A new variant of Newton's method - named Backtracking New Q-Newton's method (BNQN) - which has strong theoretical guarantee, is easy to implement, and has good experimental performance, was recently introduced by the third author. Experiments performed previously showed some remarkable properties of the basins of attractions for finding roots of polynomials and meromorphic functions, with BNQN. In general, they look more smooth than that of Newton's method. In this paper, we continue to experimentally explore in depth this remarkable phenomenon, and connect BNQN to Newton's flow and Voronoi's diagram. This link poses a couple of challenging puzzles to be explained.

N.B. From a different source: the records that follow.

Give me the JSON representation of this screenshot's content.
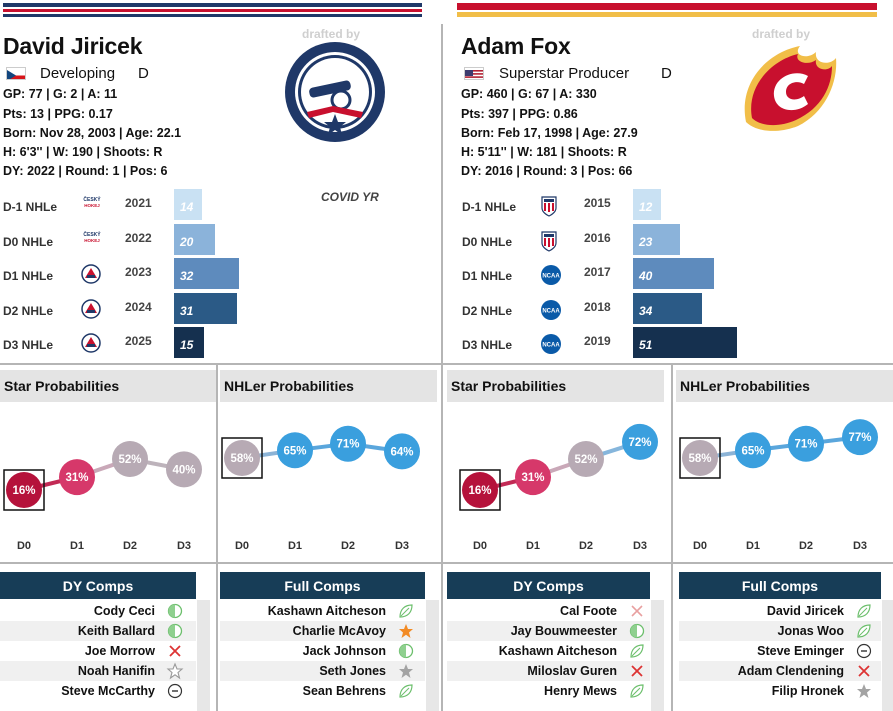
{
  "left": {
    "name": "David Jiricek",
    "flag": "czech-flag",
    "archetype": "Developing",
    "position": "D",
    "stats": [
      "GP: 77 | G: 2 | A: 11",
      "Pts: 13 | PPG: 0.17",
      "Born: Nov 28, 2003 | Age: 22.1",
      "H: 6'3'' | W: 190 | Shoots: R",
      "DY: 2022 | Round: 1 | Pos: 6"
    ],
    "drafted_by": "drafted by",
    "team_logo": "columbus-blue-jackets-logo",
    "note": "COVID YR",
    "nhle_rows": [
      {
        "label": "D-1 NHLe",
        "league": "czech-league-logo",
        "year": "2021",
        "value": 14
      },
      {
        "label": "D0 NHLe",
        "league": "czech-league-logo",
        "year": "2022",
        "value": 20
      },
      {
        "label": "D1 NHLe",
        "league": "ahl-logo",
        "year": "2023",
        "value": 32
      },
      {
        "label": "D2 NHLe",
        "league": "ahl-logo",
        "year": "2024",
        "value": 31
      },
      {
        "label": "D3 NHLe",
        "league": "ahl-logo",
        "year": "2025",
        "value": 15
      }
    ],
    "star_title": "Star Probabilities",
    "star": [
      {
        "d": "D0",
        "v": 16
      },
      {
        "d": "D1",
        "v": 31
      },
      {
        "d": "D2",
        "v": 52
      },
      {
        "d": "D3",
        "v": 40
      }
    ],
    "nhler_title": "NHLer Probabilities",
    "nhler": [
      {
        "d": "D0",
        "v": 58
      },
      {
        "d": "D1",
        "v": 65
      },
      {
        "d": "D2",
        "v": 71
      },
      {
        "d": "D3",
        "v": 64
      }
    ],
    "dy_title": "DY Comps",
    "dy_comps": [
      {
        "name": "Cody Ceci",
        "icon": "half-circle-icon"
      },
      {
        "name": "Keith Ballard",
        "icon": "half-circle-icon"
      },
      {
        "name": "Joe Morrow",
        "icon": "x-icon"
      },
      {
        "name": "Noah Hanifin",
        "icon": "star-outline-icon"
      },
      {
        "name": "Steve McCarthy",
        "icon": "minus-circle-icon"
      }
    ],
    "full_title": "Full Comps",
    "full_comps": [
      {
        "name": "Kashawn Aitcheson",
        "icon": "leaf-icon"
      },
      {
        "name": "Charlie McAvoy",
        "icon": "star-orange-icon"
      },
      {
        "name": "Jack Johnson",
        "icon": "half-circle-icon"
      },
      {
        "name": "Seth Jones",
        "icon": "star-gray-icon"
      },
      {
        "name": "Sean Behrens",
        "icon": "leaf-icon"
      }
    ]
  },
  "right": {
    "name": "Adam Fox",
    "flag": "usa-flag",
    "archetype": "Superstar Producer",
    "position": "D",
    "stats": [
      "GP: 460 | G: 67 | A: 330",
      "Pts: 397 | PPG: 0.86",
      "Born: Feb 17, 1998 | Age: 27.9",
      "H: 5'11'' | W: 181 | Shoots: R",
      "DY: 2016 | Round: 3 | Pos: 66"
    ],
    "drafted_by": "drafted by",
    "team_logo": "calgary-flames-logo",
    "nhle_rows": [
      {
        "label": "D-1 NHLe",
        "league": "usntdp-logo",
        "year": "2015",
        "value": 12
      },
      {
        "label": "D0 NHLe",
        "league": "usntdp-logo",
        "year": "2016",
        "value": 23
      },
      {
        "label": "D1 NHLe",
        "league": "ncaa-logo",
        "year": "2017",
        "value": 40
      },
      {
        "label": "D2 NHLe",
        "league": "ncaa-logo",
        "year": "2018",
        "value": 34
      },
      {
        "label": "D3 NHLe",
        "league": "ncaa-logo",
        "year": "2019",
        "value": 51
      }
    ],
    "star_title": "Star Probabilities",
    "star": [
      {
        "d": "D0",
        "v": 16
      },
      {
        "d": "D1",
        "v": 31
      },
      {
        "d": "D2",
        "v": 52
      },
      {
        "d": "D3",
        "v": 72
      }
    ],
    "nhler_title": "NHLer Probabilities",
    "nhler": [
      {
        "d": "D0",
        "v": 58
      },
      {
        "d": "D1",
        "v": 65
      },
      {
        "d": "D2",
        "v": 71
      },
      {
        "d": "D3",
        "v": 77
      }
    ],
    "dy_title": "DY Comps",
    "dy_comps": [
      {
        "name": "Cal Foote",
        "icon": "x-light-icon"
      },
      {
        "name": "Jay Bouwmeester",
        "icon": "half-circle-icon"
      },
      {
        "name": "Kashawn Aitcheson",
        "icon": "leaf-icon"
      },
      {
        "name": "Miloslav Guren",
        "icon": "x-icon"
      },
      {
        "name": "Henry Mews",
        "icon": "leaf-icon"
      }
    ],
    "full_title": "Full Comps",
    "full_comps": [
      {
        "name": "David Jiricek",
        "icon": "leaf-icon"
      },
      {
        "name": "Jonas Woo",
        "icon": "leaf-icon"
      },
      {
        "name": "Steve Eminger",
        "icon": "minus-circle-icon"
      },
      {
        "name": "Adam Clendening",
        "icon": "x-icon"
      },
      {
        "name": "Filip Hronek",
        "icon": "star-gray-icon"
      }
    ]
  },
  "colors": {
    "cbj_navy": "#1f3868",
    "cbj_red": "#c8102e",
    "cgy_red": "#c8102e",
    "cgy_yellow": "#f1be48",
    "navy_header": "#173d57"
  }
}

Experiments also indicate that BNQN is more robust against random perturbations than Newton's method and Random Relaxed Newton's method.

翻译：一种名为回溯式新牛顿法（BNQN）的牛顿法新变体——该变体具有强理论保证、易于实现且实验性能良好——近期由第三作者提出。先前实验表明，BNQN在多项式与亚纯函数求根过程中，其吸引盆展现出若干显著特性。总体而言，这些吸引盆比牛顿法对应的吸引盆更为平滑。本文通过深入实验研究这一显著现象，并将BNQN与牛顿流及沃罗诺伊图建立关联。这一关联提出了若干具有挑战性的待解谜题。实验同时表明，BNQN对随机扰动的鲁棒性优于牛顿法和随机松弛牛顿法。